#25520
Jimmy-T
Keymaster
Chat-starter

    @Player Special said:
    A new tenant moved into the building signing a lease acknowledging no pets. Nor was any request made at the time to keep a pet to the Owners Corporation. The building is sign posted ‘no pets’. Subsequently a dog appeared. The body corporate and owner of the apartment was informed it belonged to someone else and would be gone in a matter of weeks. This never eventuated and the new tenant then claimed the dog was a special needs assistance dog that has been admitted to the mindDog program. The pre-requisite for this is a letter from a doctor and payment of a fee. The training last for approximately 12 months when the dog must thereafter wear a special vest identifying it as a special assistance dog. This new tenant now has the full protection of the anti discrimination laws. Thoughts?  

    I would think the tenant would have anti-discrimination protection AFTER the dog had been trained.  And you could go to NCAT and argue that it’s not really an assistance animal – just the abuse of a loophole.

    Having said that, is it really that much of a problem? There are mechanisms under the Act for removing animals that are permitted but which have proved to be a nuisance.

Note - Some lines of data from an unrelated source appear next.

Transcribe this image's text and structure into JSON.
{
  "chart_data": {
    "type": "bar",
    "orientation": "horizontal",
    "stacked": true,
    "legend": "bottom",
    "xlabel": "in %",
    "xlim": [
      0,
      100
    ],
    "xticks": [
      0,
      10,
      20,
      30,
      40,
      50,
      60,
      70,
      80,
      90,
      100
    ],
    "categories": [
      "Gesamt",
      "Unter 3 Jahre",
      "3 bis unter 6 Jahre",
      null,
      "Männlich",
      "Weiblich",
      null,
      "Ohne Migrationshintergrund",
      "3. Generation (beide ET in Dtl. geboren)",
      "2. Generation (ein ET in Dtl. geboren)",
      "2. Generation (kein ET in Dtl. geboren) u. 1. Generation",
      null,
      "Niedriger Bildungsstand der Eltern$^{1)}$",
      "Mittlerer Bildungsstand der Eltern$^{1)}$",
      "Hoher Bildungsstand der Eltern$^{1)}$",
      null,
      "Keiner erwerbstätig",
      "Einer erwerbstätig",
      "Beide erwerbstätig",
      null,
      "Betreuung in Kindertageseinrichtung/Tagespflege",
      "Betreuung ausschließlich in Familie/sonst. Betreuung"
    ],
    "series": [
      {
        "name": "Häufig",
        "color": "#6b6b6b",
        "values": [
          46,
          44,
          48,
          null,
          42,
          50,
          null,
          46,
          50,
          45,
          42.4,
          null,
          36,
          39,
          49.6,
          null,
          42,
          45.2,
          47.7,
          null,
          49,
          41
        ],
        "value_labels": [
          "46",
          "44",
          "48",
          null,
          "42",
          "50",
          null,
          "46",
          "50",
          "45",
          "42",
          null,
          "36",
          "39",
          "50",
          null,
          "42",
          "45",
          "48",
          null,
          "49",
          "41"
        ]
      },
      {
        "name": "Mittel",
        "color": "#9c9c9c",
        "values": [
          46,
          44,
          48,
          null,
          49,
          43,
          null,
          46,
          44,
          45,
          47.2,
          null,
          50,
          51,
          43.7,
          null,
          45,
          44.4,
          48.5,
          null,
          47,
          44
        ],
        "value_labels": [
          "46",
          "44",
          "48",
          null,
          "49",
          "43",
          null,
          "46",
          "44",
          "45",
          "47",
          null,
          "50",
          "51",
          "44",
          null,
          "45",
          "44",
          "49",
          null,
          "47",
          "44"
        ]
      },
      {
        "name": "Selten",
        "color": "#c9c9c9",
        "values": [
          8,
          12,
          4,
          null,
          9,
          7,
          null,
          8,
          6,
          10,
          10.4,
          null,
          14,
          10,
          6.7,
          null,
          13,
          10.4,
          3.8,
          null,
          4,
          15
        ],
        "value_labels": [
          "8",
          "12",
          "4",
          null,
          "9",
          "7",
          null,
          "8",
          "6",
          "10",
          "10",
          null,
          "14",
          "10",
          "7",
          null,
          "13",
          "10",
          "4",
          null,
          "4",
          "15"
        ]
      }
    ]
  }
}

    For a number of reasons, not least that this person may have a genuine problem, I would be tempted to let this slide until an actual problem arose.

    If you are concerned that this sets a precedent, I would use the “assistance animal’ provisions as a way of discouraging other tenants from bringing in pets (if that’s what the majority of owners really want).

    The opinions offered in these Forum posts and replies are not intended to be taken as legal advice. Readers with serious issues should consult experienced strata lawyers.